Russian Foreign Minister Sergei Lavrov has said that the United States has been taking "aggressive steps" that threaten Russia's national security.
"We have witnessed a fundamental change of circumstances when it comes to the aggressive Russophobia that now lies at the heart of U.S. policy toward Russia," Lavrov told Russian state TV’s Channel One, according to the text of his interview published on the Foreign Ministry's website.
"It's not just a rhetorical Russophobia, but aggressive steps that really hurt our national interests and pose a threat to our security,” Lavrov added.
The minister cited an increased U.S. military presence along Russia's borders, the deployment of a missile shield in Eastern Europe, and the sanctions imposed on Moscow for its actions in Ukraine.
Moscow's relations with the West have plunged to levels of acrimony unseen since the end of the Cold War following Russia's military seizure of Ukraine's Crimea Peninsula in March 2014 and an ensuing war between Kyiv's forces and Russia-backed separatists that has killed more than 9,500 people.

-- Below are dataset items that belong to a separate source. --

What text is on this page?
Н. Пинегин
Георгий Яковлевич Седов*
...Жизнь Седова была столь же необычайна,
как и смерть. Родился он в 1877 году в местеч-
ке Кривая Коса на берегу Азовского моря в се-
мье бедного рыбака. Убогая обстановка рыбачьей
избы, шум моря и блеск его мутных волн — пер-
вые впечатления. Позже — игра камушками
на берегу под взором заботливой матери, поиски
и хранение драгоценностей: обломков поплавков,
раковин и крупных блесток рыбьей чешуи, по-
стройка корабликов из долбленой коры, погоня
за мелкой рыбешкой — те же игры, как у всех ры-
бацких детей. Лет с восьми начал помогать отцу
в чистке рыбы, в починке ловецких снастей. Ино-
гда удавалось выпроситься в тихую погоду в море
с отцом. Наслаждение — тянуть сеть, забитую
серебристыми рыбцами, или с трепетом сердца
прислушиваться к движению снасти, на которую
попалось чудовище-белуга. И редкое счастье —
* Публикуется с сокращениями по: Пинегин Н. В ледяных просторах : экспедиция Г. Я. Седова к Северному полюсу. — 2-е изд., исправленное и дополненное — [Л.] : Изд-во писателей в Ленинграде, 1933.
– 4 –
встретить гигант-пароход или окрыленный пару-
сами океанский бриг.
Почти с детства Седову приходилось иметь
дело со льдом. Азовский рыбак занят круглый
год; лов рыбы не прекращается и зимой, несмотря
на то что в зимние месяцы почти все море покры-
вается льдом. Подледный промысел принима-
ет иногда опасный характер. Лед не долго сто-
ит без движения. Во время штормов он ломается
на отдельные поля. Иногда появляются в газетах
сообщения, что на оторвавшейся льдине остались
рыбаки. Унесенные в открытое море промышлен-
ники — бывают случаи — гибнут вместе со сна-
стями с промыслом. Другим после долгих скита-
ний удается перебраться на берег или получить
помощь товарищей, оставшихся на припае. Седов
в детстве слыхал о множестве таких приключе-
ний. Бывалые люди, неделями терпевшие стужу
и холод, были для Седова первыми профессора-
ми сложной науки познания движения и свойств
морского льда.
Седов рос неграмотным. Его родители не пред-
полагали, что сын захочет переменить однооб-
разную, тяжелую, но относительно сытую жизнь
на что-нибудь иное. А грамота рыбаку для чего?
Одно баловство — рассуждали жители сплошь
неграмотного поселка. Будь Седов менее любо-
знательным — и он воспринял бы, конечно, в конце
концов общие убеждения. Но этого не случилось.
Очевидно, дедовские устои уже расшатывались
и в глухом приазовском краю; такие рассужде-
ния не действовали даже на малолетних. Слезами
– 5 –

Lavrov also commented on the conflict in Syria, saying that Moscow had the means to protect its assets there if the United States decided to carpet bomb the Syrian government's military air fields.
"This is a very dangerous game given that Russia, being in Syria at the invitation of the legitimate government of this country and having two bases there, has got air defense systems there to protect its assets," Lavrov said.
The minister said he had heard that this was one option being advocated by some policymakers in Washington, adding that he was convinced U.S. President Barack Obama would not agree to such a scenario.
Hundreds of civilians have been killed by Russian and Syrian government air strikes in rebel-held areas of Aleppo since a U.S. and Russia-brokered cease-fire broke down on September 19.
Washington and Moscow, which have been on opposite sides of the Syrian conflict, have criticized each other for not following through on the truce agreements.